Le ministre de la Santé expose les points saillants de la politique pharmaceutique nationale

Le ministre de la Santé expose les points saillants de la politique pharmaceutique nationale
Commentant, hier mercredi, les résultats du conseil des ministres qui s’est déroulé dans la matinée du mardi 13 septembre, le ministre de la Santé, M. Moctar Ould Dahi a exposé les points saillants de la politique pharmaceutique nationale (PPN) pour la période 2022 – 2026. Il a d’emblée souligné que la dernière en date a été adoptée en 1999. L’objectif de la PPN est de consolider les acquis, identifier les dysfonctionnements et apporter des solutions. La politique vise apporter des améliorations devant permettre de garantir la fourniture de médicaments de qualité sur l’ensemble du territoire et à des prix abordables.

Citant les acquis, il a noté la création de la centrale d’Achat des Médicaments, Équipements et Consommables Médicaux, la mise en place de laboratoires, et des mécanismes de contrôle, entre autres.

Pour ce qui est des insuffisances, le ministre a relevé le manque de ressources humaines, soulignant qu’on ne dispose de 160 pharmaciens, dont 79 seulement travaillent dans le secteur public, tandis près de 1000 pharmacies existent sur l’ensemble du territoire.

Aussi, le ministre a fait état de l’absence d’une loi autorisant et encadrant la production de médicaments au niveau local. Autre difficulté à prendre en considération, le manque de coordination dans la lutte contre le trafic de médicaments. Enfin, il a évoqué l’absence de textes permettant l’intégration et l’encadrement de la médecine traditionnelle.

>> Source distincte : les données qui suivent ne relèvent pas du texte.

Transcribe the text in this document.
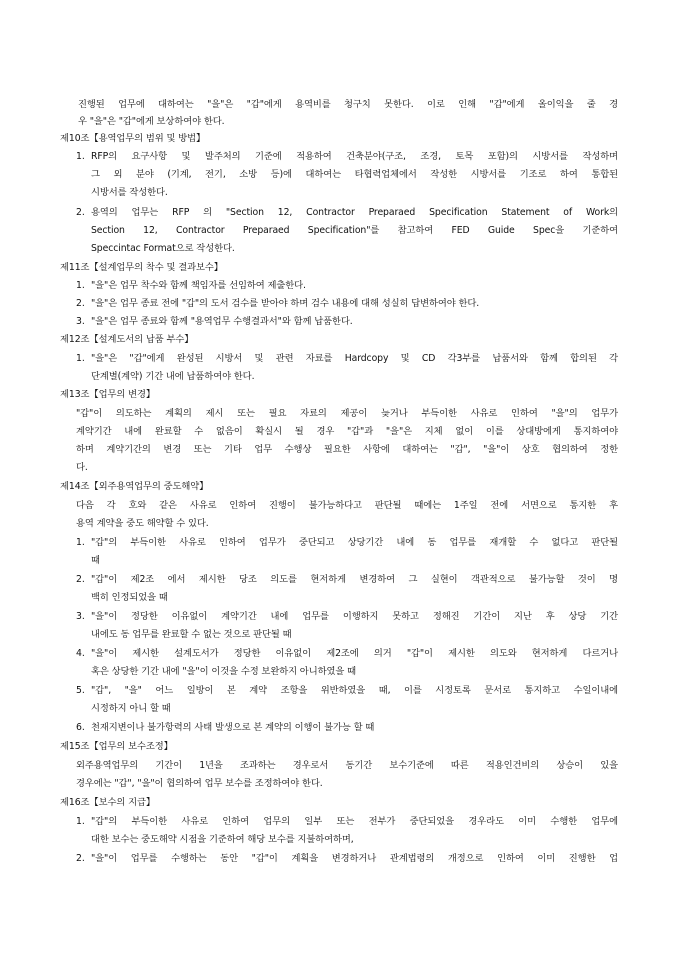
진행된 업무에 대하여는 "을"은 "갑"에게 용역비를 청구치 못한다. 이로 인해 "갑"에게 올이익을 줄 경
우 "을"은 "갑"에게 보상하여야 한다.
제10조【용역업무의 범위 및 방법】
1. RFP의 요구사항 및 발주처의 기준에 적용하여 건축분야(구조, 조경, 토목 포함)의 시방서를 작성하며
그 외 분야 (기계, 전기, 소방 등)에 대하여는 타협력업체에서 작성한 시방서를 기조로 하여 통합된
시방서를 작성한다.
2. 용역의 업무는 RFP 의 "Section 12, Contractor Preparaed Specification Statement of Work의
Section 12, Contractor Preparaed Specification"를 참고하여 FED Guide Spec을 기준하여
Speccintac Format으로 작성한다.
제11조【설계업무의 착수 및 결과보수】
1. "을"은 업무 착수와 함께 책임자를 선임하여 제출한다.
2. "을"은 업무 종료 전에 "갑"의 도서 검수를 받아야 하며 검수 내용에 대해 성실히 답변하여야 한다.
3. "을"은 업무 종료와 함께 "용역업무 수행결과서"와 함께 납품한다.
제12조【설계도서의 납품 부수】
1. "을"은 "갑"에게 완성된 시방서 및 관련 자료를 Hardcopy 및 CD 각3부를 납품서와 함께 합의된 각
단계별(계약) 기간 내에 납품하여야 한다.
제13조【업무의 변경】
"갑"이 의도하는 계획의 제시 또는 필요 자료의 제공이 늦거나 부득이한 사유로 인하여 "을"의 업무가
계약기간 내에 완료할 수 없음이 확실시 될 경우 "갑"과 "을"은 지체 없이 이를 상대방에게 통지하여야
하며 계약기간의 변경 또는 기타 업무 수행상 필요한 사항에 대하여는 "갑", "을"이 상호 협의하여 정한
다.
제14조【외주용역업무의 중도해약】
다음 각 호와 같은 사유로 인하여 진행이 불가능하다고 판단될 때에는 1주일 전에 서면으로 통지한 후
용역 계약을 중도 해약할 수 있다.
1. "갑"의 부득이한 사유로 인하여 업무가 중단되고 상당기간 내에 동 업무를 재개할 수 없다고 판단될
때
2. "갑"이 제2조 에서 제시한 당조 의도를 현저하게 변경하여 그 실현이 객관적으로 불가능할 것이 명
백히 인정되었을 때
3. "을"이 정당한 이유없이 계약기간 내에 업무를 이행하지 못하고 정해진 기간이 지난 후 상당 기간
내에도 동 업무를 완료할 수 없는 것으로 판단될 때
4. "을"이 제시한 설계도서가 정당한 이유없이 제2조에 의거 "갑"이 제시한 의도와 현저하게 다르거나
혹은 상당한 기간 내에 "을"이 이것을 수정 보완하지 아니하였을 때
5. "갑", "을" 어느 일방이 본 계약 조항을 위반하였을 때, 이를 시정토록 문서로 통지하고 수일이내에
시정하지 아니 할 때
6. 천재지변이나 불가항력의 사태 발생으로 본 계약의 이행이 불가능 할 때
제15조【업무의 보수조정】
외주용역업무의 기간이 1년을 조과하는 경우로서 동기간 보수기준에 따른 적용인건비의 상승이 있을
경우에는 "갑", "을"이 협의하여 업무 보수를 조정하여야 한다.
제16조【보수의 지급】
1. "갑"의 부득이한 사유로 인하여 업무의 일부 또는 전부가 중단되었을 경우라도 이미 수행한 업무에
대한 보수는 중도해약 시점을 기준하여 해당 보수를 지불하여하며,
2. "을"이 업무를 수행하는 동안 "갑"이 계획을 변경하거나 관계법령의 개정으로 인하여 이미 진행한 업
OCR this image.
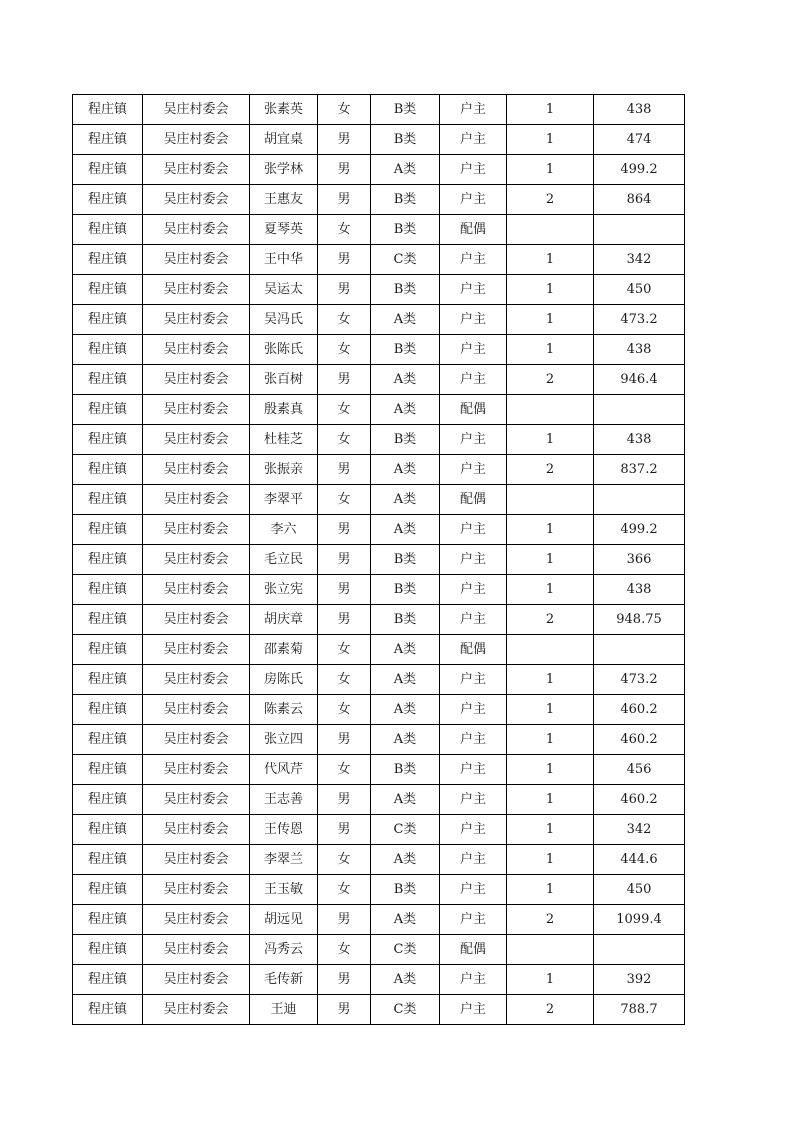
程庄镇	吴庄村委会	张素英	女	B类	户主	1	438
程庄镇	吴庄村委会	胡宜桌	男	B类	户主	1	474
程庄镇	吴庄村委会	张学林	男	A类	户主	1	499.2
程庄镇	吴庄村委会	王惠友	男	B类	户主	2	864
程庄镇	吴庄村委会	夏琴英	女	B类	配偶		
程庄镇	吴庄村委会	王中华	男	C类	户主	1	342
程庄镇	吴庄村委会	吴运太	男	B类	户主	1	450
程庄镇	吴庄村委会	吴冯氏	女	A类	户主	1	473.2
程庄镇	吴庄村委会	张陈氏	女	B类	户主	1	438
程庄镇	吴庄村委会	张百树	男	A类	户主	2	946.4
程庄镇	吴庄村委会	殷素真	女	A类	配偶		
程庄镇	吴庄村委会	杜桂芝	女	B类	户主	1	438
程庄镇	吴庄村委会	张振亲	男	A类	户主	2	837.2
程庄镇	吴庄村委会	李翠平	女	A类	配偶		
程庄镇	吴庄村委会	李六	男	A类	户主	1	499.2
程庄镇	吴庄村委会	毛立民	男	B类	户主	1	366
程庄镇	吴庄村委会	张立宪	男	B类	户主	1	438
程庄镇	吴庄村委会	胡庆章	男	B类	户主	2	948.75
程庄镇	吴庄村委会	邵素菊	女	A类	配偶		
程庄镇	吴庄村委会	房陈氏	女	A类	户主	1	473.2
程庄镇	吴庄村委会	陈素云	女	A类	户主	1	460.2
程庄镇	吴庄村委会	张立四	男	A类	户主	1	460.2
程庄镇	吴庄村委会	代风芹	女	B类	户主	1	456
程庄镇	吴庄村委会	王志善	男	A类	户主	1	460.2
程庄镇	吴庄村委会	王传恩	男	C类	户主	1	342
程庄镇	吴庄村委会	李翠兰	女	A类	户主	1	444.6
程庄镇	吴庄村委会	王玉敏	女	B类	户主	1	450
程庄镇	吴庄村委会	胡远见	男	A类	户主	2	1099.4
程庄镇	吴庄村委会	冯秀云	女	C类	配偶		
程庄镇	吴庄村委会	毛传新	男	A类	户主	1	392
程庄镇	吴庄村委会	王迪	男	C类	户主	2	788.7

Au chapitre des solutions, le ministre a indiqué que le renforcement des ressources humaines sera progressif, espérant que le marché soit renforcé par 100 nouveaux pharmaciens. Il a aussi noté l’ouverture récente d’une filière pharmaceutique, dont la première promotion sortira d’ici 5 ans. Ensuite, le gouvernement compte poursuivre les efforts allant dans le sens de la disponibilité des médicaments, à des prix décents. A ce propos, il a déclaré qu’avec la CAMEC et Mouyessar, les médicaments seront disponibles dans tous les hôpitaux publics, à des prix plus bas que partout ailleurs.

En outre, le ministre a indiqué que l’assurance maladie fait partie des priorités de la PPN, avant d’ajouter que les travailleurs du secteur formel, ceux du secteur informel et les citoyens les plus vulnérables, seront assurés à travers les différents établissements et mécanismes mis en place par l’État.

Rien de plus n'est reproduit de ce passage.